SONY CORP. ADRs $30 (New York symbol SNE; Conservative Growth Portfolio, Manufacturing & Industry sector; ADRs outstanding: 1.0 billion; Market cap: $30.0 billion; Price-to-sales ratio: 0.4; Dividend yield: 0.9%; WSSF Rating: Average) has teamed up with INTEL CORP. $21 (Nasdaq symbol INTC; Conservative Growth Portfolio, Manufacturing & Industry sector; Shares outstanding: 5.6 billion; Market cap: $117.6 billion; Price-to-sales ratio: 3.1; Dividend yield: 3.0%; WSSF Rating: Above Average) and Internet search-engine provider Google Inc. (Nasdaq symbol GOOG). Under this new alliance, Sony will build television sets that use Intel’s chips and Google’s search and software expertise. The new sets will let viewers search and download videos from the Internet without an external computer. Sony will start selling the new sets in time for the 2010 Christmas shopping season. This alliance should give Sony a competitive advantage over other television makers. Sony is a buy....
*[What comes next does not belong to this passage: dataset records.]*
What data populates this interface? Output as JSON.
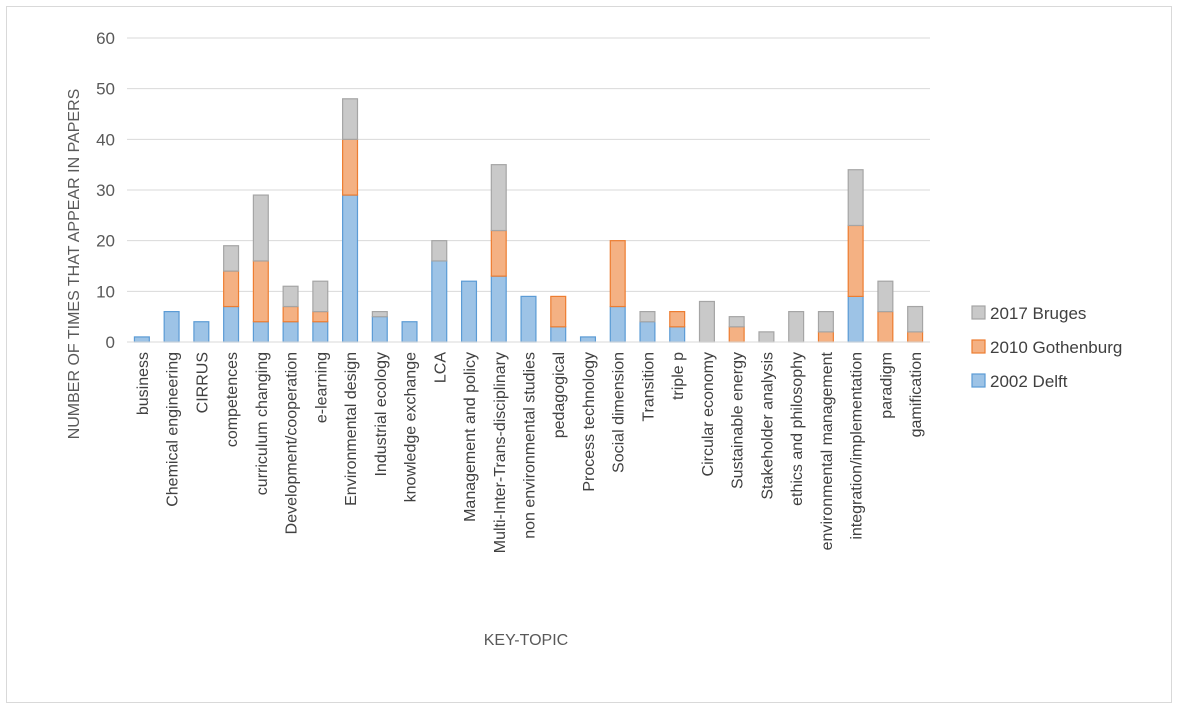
{
  "chart_data": {
    "type": "bar",
    "stacked": true,
    "title": "",
    "xlabel": "KEY-TOPIC",
    "ylabel": "NUMBER OF TIMES THAT APPEAR IN PAPERS",
    "ylim": [
      0,
      60
    ],
    "yticks": [
      0,
      10,
      20,
      30,
      40,
      50,
      60
    ],
    "grid": true,
    "legend_position": "right",
    "categories": [
      "business",
      "Chemical engineering",
      "CIRRUS",
      "competences",
      "curriculum changing",
      "Development/cooperation",
      "e-learning",
      "Environmental design",
      "Industrial ecology",
      "knowledge exchange",
      "LCA",
      "Management and policy",
      "Multi-Inter-Trans-disciplinary",
      "non environmental studies",
      "pedagogical",
      "Process technology",
      "Social dimension",
      "Transition",
      "triple p",
      "Circular economy",
      "Sustainable energy",
      "Stakeholder analysis",
      "ethics and philosophy",
      "environmental management",
      "integration/implementation",
      "paradigm",
      "gamification"
    ],
    "series": [
      {
        "name": "2002 Delft",
        "color": "#9dc3e6",
        "edge": "#5b9bd5",
        "values": [
          1,
          6,
          4,
          7,
          4,
          4,
          4,
          29,
          5,
          4,
          16,
          12,
          13,
          9,
          3,
          1,
          7,
          4,
          3,
          0,
          0,
          0,
          0,
          0,
          9,
          0,
          0
        ]
      },
      {
        "name": "2010 Gothenburg",
        "color": "#f4b183",
        "edge": "#ed7d31",
        "values": [
          0,
          0,
          0,
          7,
          12,
          3,
          2,
          11,
          0,
          0,
          0,
          0,
          9,
          0,
          6,
          0,
          13,
          0,
          3,
          0,
          3,
          0,
          0,
          2,
          14,
          6,
          2
        ]
      },
      {
        "name": "2017 Bruges",
        "color": "#c9c9c9",
        "edge": "#a5a5a5",
        "values": [
          0,
          0,
          0,
          5,
          13,
          4,
          6,
          8,
          1,
          0,
          4,
          0,
          13,
          0,
          0,
          0,
          0,
          2,
          0,
          8,
          2,
          2,
          6,
          4,
          11,
          6,
          5
        ]
      }
    ],
    "legend_order": [
      "2017 Bruges",
      "2010 Gothenburg",
      "2002 Delft"
    ]
  }
}
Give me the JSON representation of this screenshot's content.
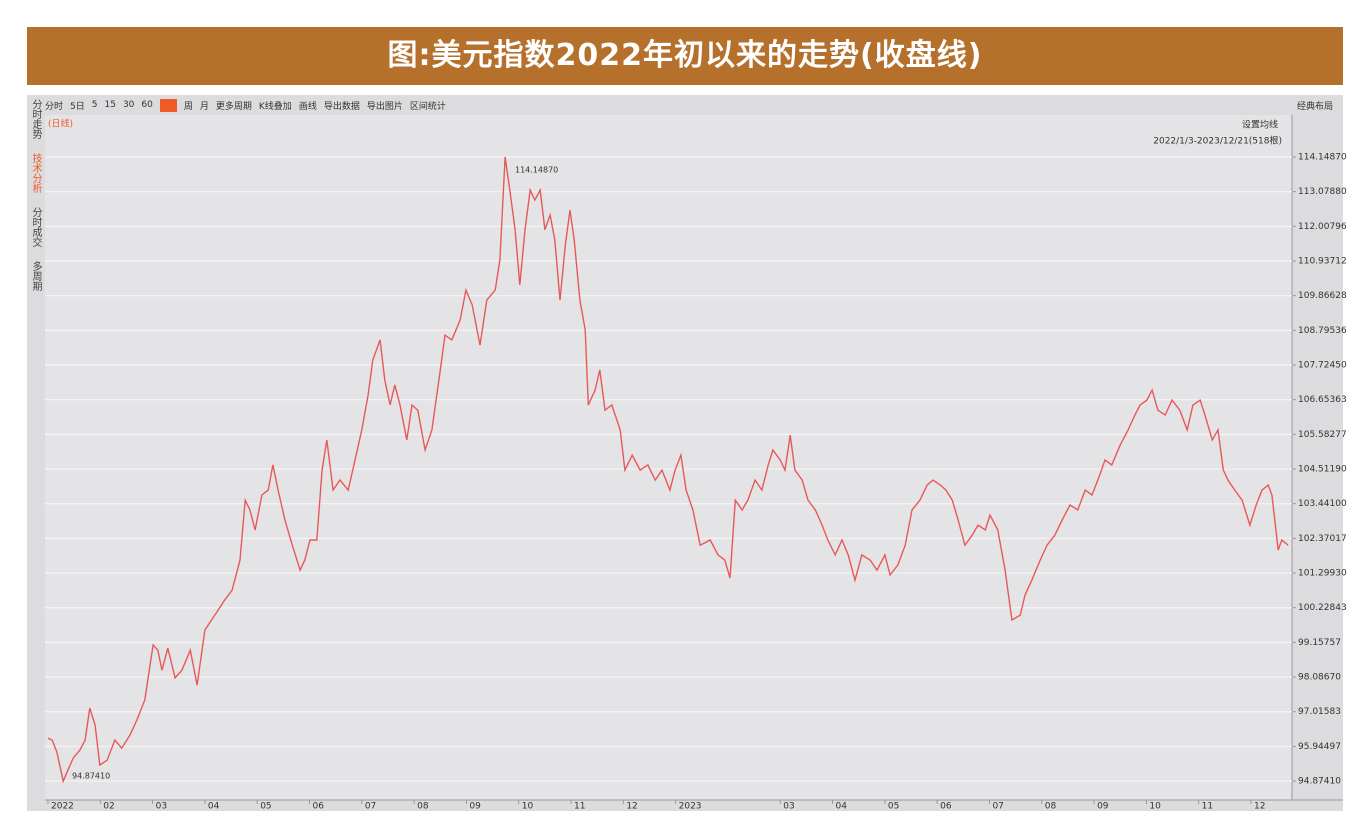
{
  "title": "图:美元指数2022年初以来的走势(收盘线)",
  "toolbar": [
    "分时",
    "5日",
    "5",
    "15",
    "30",
    "60",
    "日",
    "周",
    "月",
    "更多周期",
    "K线叠加",
    "画线",
    "导出数据",
    "导出图片",
    "区间统计"
  ],
  "layout_button": "经典布局",
  "sidebar": [
    "分时走势",
    "技术分析",
    "分时成交",
    "多周期"
  ],
  "period_label": "(日线)",
  "ma_setting": "设置均线",
  "range_label": "2022/1/3-2023/12/21(518根)",
  "chart_data": {
    "type": "line",
    "series": [
      {
        "name": "美元指数",
        "color": "#e8585a",
        "x": [
          0,
          0.08,
          0.17,
          0.29,
          0.38,
          0.48,
          0.61,
          0.71,
          0.8,
          0.9,
          0.99,
          1.13,
          1.28,
          1.41,
          1.57,
          1.7,
          1.85,
          2.01,
          2.1,
          2.18,
          2.29,
          2.43,
          2.56,
          2.72,
          2.85,
          3,
          3.19,
          3.38,
          3.52,
          3.67,
          3.77,
          3.86,
          3.96,
          4.09,
          4.21,
          4.3,
          4.4,
          4.53,
          4.67,
          4.82,
          4.91,
          5.01,
          5.14,
          5.24,
          5.33,
          5.45,
          5.58,
          5.74,
          5.89,
          6,
          6.12,
          6.21,
          6.35,
          6.44,
          6.54,
          6.63,
          6.73,
          6.86,
          6.96,
          7.07,
          7.21,
          7.34,
          7.5,
          7.59,
          7.72,
          7.88,
          7.99,
          8.11,
          8.26,
          8.39,
          8.55,
          8.64,
          8.74,
          8.83,
          8.93,
          9.02,
          9.12,
          9.22,
          9.31,
          9.41,
          9.5,
          9.6,
          9.69,
          9.79,
          9.89,
          9.98,
          10.06,
          10.17,
          10.27,
          10.33,
          10.46,
          10.55,
          10.65,
          10.78,
          10.94,
          11.03,
          11.17,
          11.32,
          11.47,
          11.61,
          11.74,
          11.89,
          11.99,
          12.1,
          12.2,
          12.33,
          12.47,
          12.66,
          12.81,
          12.94,
          13.04,
          13.14,
          13.27,
          13.38,
          13.52,
          13.65,
          13.77,
          13.86,
          14,
          14.09,
          14.19,
          14.28,
          14.42,
          14.53,
          14.67,
          14.8,
          14.91,
          15.05,
          15.18,
          15.3,
          15.43,
          15.56,
          15.72,
          15.85,
          16,
          16.1,
          16.25,
          16.39,
          16.52,
          16.67,
          16.81,
          16.92,
          17.06,
          17.17,
          17.29,
          17.4,
          17.53,
          17.67,
          17.78,
          17.92,
          18.01,
          18.16,
          18.3,
          18.43,
          18.59,
          18.68,
          18.81,
          18.97,
          19.1,
          19.25,
          19.39,
          19.54,
          19.69,
          19.83,
          19.96,
          20.11,
          20.21,
          20.34,
          20.5,
          20.65,
          20.78,
          20.88,
          21.01,
          21.11,
          21.22,
          21.36,
          21.49,
          21.64,
          21.78,
          21.89,
          22.03,
          22.12,
          22.26,
          22.37,
          22.47,
          22.56,
          22.69,
          22.83,
          22.98,
          23.1,
          23.21,
          23.33,
          23.4,
          23.52,
          23.59,
          23.71
        ],
        "values": [
          96.2,
          96.14,
          95.77,
          94.87,
          95.21,
          95.58,
          95.83,
          96.14,
          97.13,
          96.6,
          95.37,
          95.52,
          96.14,
          95.89,
          96.3,
          96.76,
          97.38,
          99.08,
          98.92,
          98.3,
          98.98,
          98.06,
          98.3,
          98.92,
          97.84,
          99.54,
          100,
          100.47,
          100.77,
          101.7,
          103.55,
          103.25,
          102.63,
          103.71,
          103.86,
          104.64,
          103.86,
          102.94,
          102.16,
          101.39,
          101.7,
          102.32,
          102.32,
          104.48,
          105.41,
          103.86,
          104.17,
          103.86,
          104.94,
          105.72,
          106.8,
          107.88,
          108.5,
          107.26,
          106.49,
          107.11,
          106.49,
          105.41,
          106.49,
          106.33,
          105.1,
          105.72,
          107.57,
          108.65,
          108.5,
          109.11,
          110.04,
          109.58,
          108.34,
          109.73,
          110.04,
          110.97,
          114.15,
          113.13,
          111.9,
          110.2,
          111.9,
          113.13,
          112.82,
          113.13,
          111.9,
          112.36,
          111.59,
          109.73,
          111.43,
          112.51,
          111.59,
          109.73,
          108.81,
          106.49,
          106.95,
          107.57,
          106.33,
          106.49,
          105.72,
          104.48,
          104.94,
          104.48,
          104.64,
          104.17,
          104.48,
          103.86,
          104.48,
          104.94,
          103.86,
          103.25,
          102.16,
          102.32,
          101.86,
          101.7,
          101.15,
          103.55,
          103.25,
          103.55,
          104.17,
          103.86,
          104.64,
          105.1,
          104.79,
          104.48,
          105.56,
          104.48,
          104.17,
          103.55,
          103.25,
          102.78,
          102.32,
          101.86,
          102.32,
          101.86,
          101.08,
          101.86,
          101.7,
          101.39,
          101.86,
          101.24,
          101.55,
          102.16,
          103.25,
          103.55,
          104.02,
          104.17,
          104.02,
          103.86,
          103.55,
          102.94,
          102.16,
          102.47,
          102.78,
          102.63,
          103.09,
          102.63,
          101.39,
          99.85,
          100,
          100.62,
          101.08,
          101.7,
          102.16,
          102.47,
          102.94,
          103.4,
          103.25,
          103.86,
          103.71,
          104.33,
          104.79,
          104.64,
          105.25,
          105.72,
          106.18,
          106.49,
          106.64,
          106.95,
          106.33,
          106.18,
          106.64,
          106.33,
          105.72,
          106.49,
          106.64,
          106.18,
          105.41,
          105.72,
          104.48,
          104.17,
          103.86,
          103.55,
          102.78,
          103.4,
          103.86,
          104.02,
          103.71,
          102.01,
          102.32,
          102.16
        ]
      }
    ],
    "annotations": [
      {
        "text": "114.14870"
      },
      {
        "text": "94.87410"
      }
    ],
    "xlim": [
      0,
      23.75
    ],
    "xticks": [
      {
        "value": 0,
        "label": "2022"
      },
      {
        "value": 1,
        "label": "02"
      },
      {
        "value": 2,
        "label": "03"
      },
      {
        "value": 3,
        "label": "04"
      },
      {
        "value": 4,
        "label": "05"
      },
      {
        "value": 5,
        "label": "06"
      },
      {
        "value": 6,
        "label": "07"
      },
      {
        "value": 7,
        "label": "08"
      },
      {
        "value": 8,
        "label": "09"
      },
      {
        "value": 9,
        "label": "10"
      },
      {
        "value": 10,
        "label": "11"
      },
      {
        "value": 11,
        "label": "12"
      },
      {
        "value": 12,
        "label": "2023"
      },
      {
        "value": 14,
        "label": "03"
      },
      {
        "value": 15,
        "label": "04"
      },
      {
        "value": 16,
        "label": "05"
      },
      {
        "value": 17,
        "label": "06"
      },
      {
        "value": 18,
        "label": "07"
      },
      {
        "value": 19,
        "label": "08"
      },
      {
        "value": 20,
        "label": "09"
      },
      {
        "value": 21,
        "label": "10"
      },
      {
        "value": 22,
        "label": "11"
      },
      {
        "value": 23,
        "label": "12"
      }
    ],
    "ylim": [
      94.29,
      115.91
    ],
    "yticks": [
      {
        "value": 114.1487,
        "label": "114.14870"
      },
      {
        "value": 113.0788,
        "label": "113.07880"
      },
      112.00796,
      110.93712,
      109.86628,
      108.79536,
      {
        "value": 107.7245,
        "label": "107.72450"
      },
      106.65363,
      105.58277,
      {
        "value": 104.5119,
        "label": "104.51190"
      },
      {
        "value": 103.441,
        "label": "103.44100"
      },
      102.37017,
      {
        "value": 101.2993,
        "label": "101.29930"
      },
      100.22843,
      99.15757,
      {
        "value": 98.0867,
        "label": "98.08670"
      },
      97.01583,
      95.94497,
      {
        "value": 94.8741,
        "label": "94.87410"
      }
    ],
    "grid": true
  }
}
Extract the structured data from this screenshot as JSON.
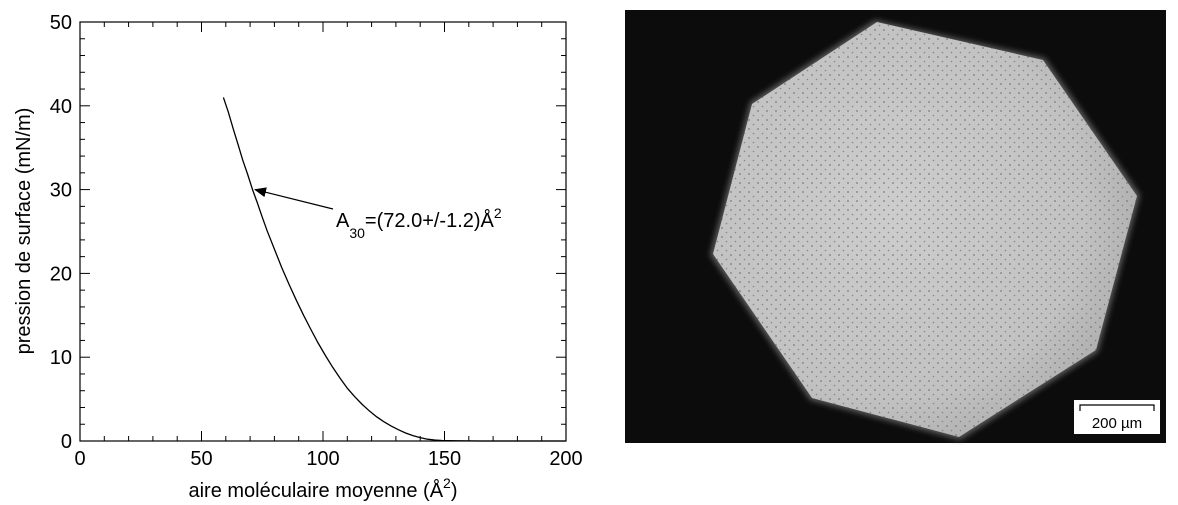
{
  "chart_data": {
    "type": "line",
    "xlabel": "aire moléculaire moyenne (Å",
    "xlabel_superscript": "2",
    "xlabel_close": ")",
    "ylabel": "pression de surface (mN/m)",
    "xlim": [
      0,
      200
    ],
    "ylim": [
      0,
      50
    ],
    "x_ticks": [
      0,
      50,
      100,
      150,
      200
    ],
    "y_ticks": [
      0,
      10,
      20,
      30,
      40,
      50
    ],
    "x_minor_step": 10,
    "y_minor_step": 2,
    "grid": false,
    "series": [
      {
        "color": "#000000",
        "x": [
          59,
          61,
          63,
          65,
          67,
          69,
          71,
          73,
          75,
          77,
          80,
          83,
          86,
          89,
          92,
          95,
          98,
          101,
          104,
          107,
          110,
          113,
          116,
          119,
          122,
          125,
          128,
          131,
          134,
          137,
          140,
          143,
          146,
          149,
          152,
          155,
          160,
          165,
          170,
          180,
          190,
          200
        ],
        "y": [
          41.0,
          39.3,
          37.3,
          35.4,
          33.5,
          31.8,
          30.0,
          28.4,
          26.7,
          25.1,
          22.9,
          20.7,
          18.7,
          16.8,
          15.0,
          13.3,
          11.7,
          10.2,
          8.8,
          7.5,
          6.3,
          5.3,
          4.4,
          3.6,
          2.9,
          2.3,
          1.8,
          1.35,
          0.95,
          0.65,
          0.4,
          0.22,
          0.12,
          0.06,
          0.03,
          0.02,
          0.01,
          0.0,
          0.0,
          0.0,
          0.0,
          0.0
        ]
      }
    ],
    "annotation": {
      "text_main": "A",
      "text_subscript": "30",
      "text_rest": "=(72.0+/-1.2)Å",
      "text_superscript": "2",
      "arrow_target": {
        "x": 72,
        "y": 30
      }
    }
  },
  "micrograph": {
    "scale_bar_label": "200 µm",
    "background_color": "#0c0c0c",
    "region_color": "#c8c8c8"
  }
}
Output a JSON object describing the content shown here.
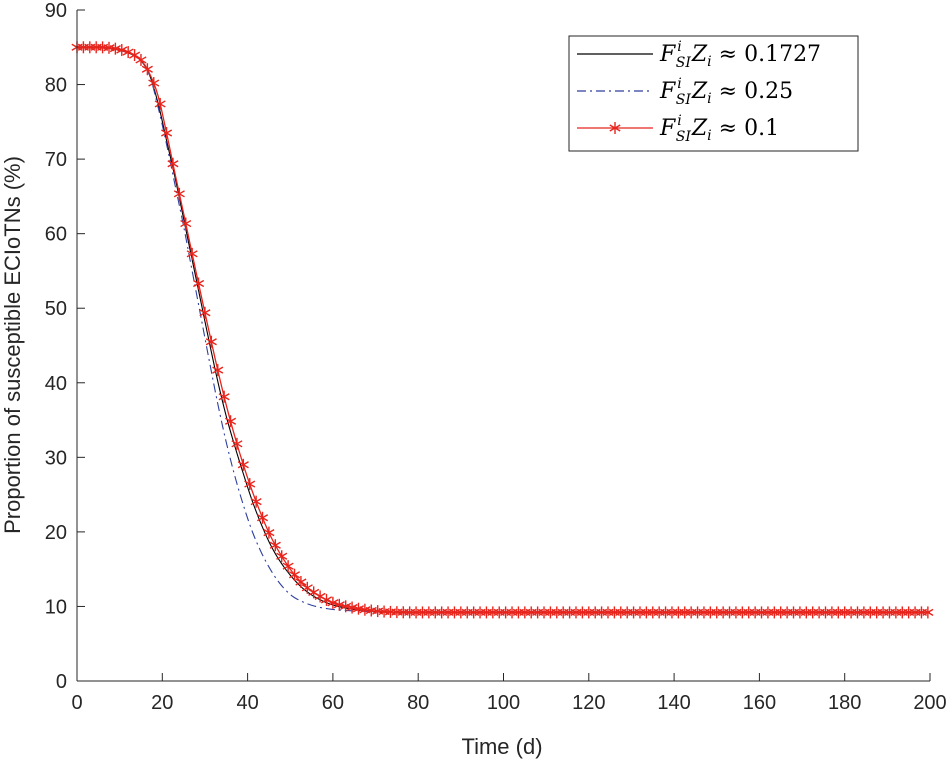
{
  "chart_data": {
    "type": "line",
    "xlabel": "Time (d)",
    "ylabel": "Proportion of susceptible ECIoTNs (%)",
    "xlim": [
      0,
      200
    ],
    "ylim": [
      0,
      90
    ],
    "xticks": [
      0,
      20,
      40,
      60,
      80,
      100,
      120,
      140,
      160,
      180,
      200
    ],
    "yticks": [
      0,
      10,
      20,
      30,
      40,
      50,
      60,
      70,
      80,
      90
    ],
    "grid": false,
    "legend_position": "top-right",
    "series": [
      {
        "name": "F_SI^i Z_i ≈ 0.1727",
        "legend_parts": {
          "F": "F",
          "sup": "i",
          "sub": "SI",
          "Z": "Z",
          "zsub": "i",
          "op": "≈",
          "value": "0.1727"
        },
        "color": "#000000",
        "style": "solid",
        "marker": "none",
        "x": [
          0,
          5,
          10,
          13,
          15,
          17,
          19,
          21,
          23,
          25,
          27,
          29,
          31,
          33,
          35,
          37,
          39,
          41,
          43,
          45,
          47,
          50,
          53,
          56,
          60,
          65,
          70,
          80,
          100,
          120,
          140,
          160,
          180,
          200
        ],
        "y": [
          85,
          85,
          84.6,
          84,
          83.2,
          81.3,
          77.5,
          72.5,
          67.5,
          62,
          56.5,
          51,
          45.5,
          40.2,
          35.5,
          31.5,
          27.8,
          24.3,
          21.3,
          18.7,
          16.6,
          14.2,
          12.4,
          11.2,
          10.2,
          9.6,
          9.3,
          9.2,
          9.2,
          9.2,
          9.2,
          9.2,
          9.2,
          9.2
        ]
      },
      {
        "name": "F_SI^i Z_i ≈ 0.25",
        "legend_parts": {
          "F": "F",
          "sup": "i",
          "sub": "SI",
          "Z": "Z",
          "zsub": "i",
          "op": "≈",
          "value": "0.25"
        },
        "color": "#2e3f9e",
        "style": "dashdot",
        "marker": "none",
        "x": [
          0,
          5,
          10,
          13,
          15,
          17,
          19,
          21,
          23,
          25,
          27,
          29,
          31,
          33,
          35,
          37,
          39,
          41,
          43,
          45,
          47,
          50,
          53,
          56,
          60,
          65,
          70,
          80,
          100,
          120,
          140,
          160,
          180,
          200
        ],
        "y": [
          85,
          85,
          84.6,
          84,
          83.2,
          81.3,
          77,
          72,
          66.5,
          61,
          55,
          49,
          43,
          37.2,
          32,
          27.5,
          23.6,
          20.2,
          17.5,
          15.3,
          13.5,
          11.6,
          10.6,
          10,
          9.6,
          9.4,
          9.3,
          9.2,
          9.2,
          9.2,
          9.2,
          9.2,
          9.2,
          9.2
        ]
      },
      {
        "name": "F_SI^i Z_i ≈ 0.1",
        "legend_parts": {
          "F": "F",
          "sup": "i",
          "sub": "SI",
          "Z": "Z",
          "zsub": "i",
          "op": "≈",
          "value": "0.1"
        },
        "color": "#e8241c",
        "style": "solid",
        "marker": "asterisk",
        "x": [
          0,
          5,
          10,
          13,
          15,
          17,
          19,
          21,
          23,
          25,
          27,
          29,
          31,
          33,
          35,
          37,
          39,
          41,
          43,
          45,
          47,
          50,
          53,
          56,
          60,
          65,
          70,
          80,
          100,
          120,
          140,
          160,
          180,
          200
        ],
        "y": [
          85,
          85,
          84.7,
          84.1,
          83.3,
          81.5,
          78.5,
          73.5,
          68,
          62.7,
          57.3,
          52,
          46.8,
          41.7,
          37,
          32.8,
          29,
          25.6,
          22.6,
          19.9,
          17.7,
          15,
          13,
          11.7,
          10.5,
          9.8,
          9.4,
          9.2,
          9.2,
          9.2,
          9.2,
          9.2,
          9.2,
          9.2
        ]
      }
    ]
  }
}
AGILENT TECHNOLOGIES INC. $31 (New York symbol A; Aggressive Growth Portfolio, Manufacturing & Industry sector; Shares outstanding: 348.0 million; Market cap: $10.8 billion; Price-to-sales ratio: 2.3; No dividends paid; WSSF Rating: Average) makes testing systems that help manufacturers improve the quality of electronic products, such as cellphones and high-speed Internet equipment. It also makes measurement equipment for medical-research labs and drug developers. The company has completed its $1.5-billion purchase of California-based Varian Inc. Varian makes a wide range of medical and drug-testing equipment, such as mass spectrometers that detect and measure substances in blood and other patient samples. It also makes vacuum pumps and equipment that helps keep labs clean. Medical-equipment demand is much less cyclical than electronic-testing products. As well, clients must buy replenishable materials, like filters, for Varian’s products. That gives Agilent a new source of recurring revenue. So adding Varian cuts Agilent’s risk....
MTS SYSTEMS CORP. $29 (Nasdaq symbol MTSC; Aggressive Growth Portfolio, Manufacturing & Industry sector; Shares outstanding: 16.4 million; Market cap: $475.6 million; Price-to-sales ratio: 1.3; Dividend yield: 2.1%; WSSF Rating: Average) earned $6.2 million, or $0.37 a share, in its second quarter, which ended April 3, 2010. That’s down 17.4% from $7.4 million, or $0.44 a share, a year earlier. The company recently cut 12% of its workforce. That should save it $21 million in fiscal 2010. Sales fell 12.4%, to $94.3 million from $107.7 million. MTS is seeing fewer testing-equipment orders from carmakers. However, demand for its sensors is improving. Still, the company needs a sustained economic recovery to spur its growth. MTS Systems is a hold.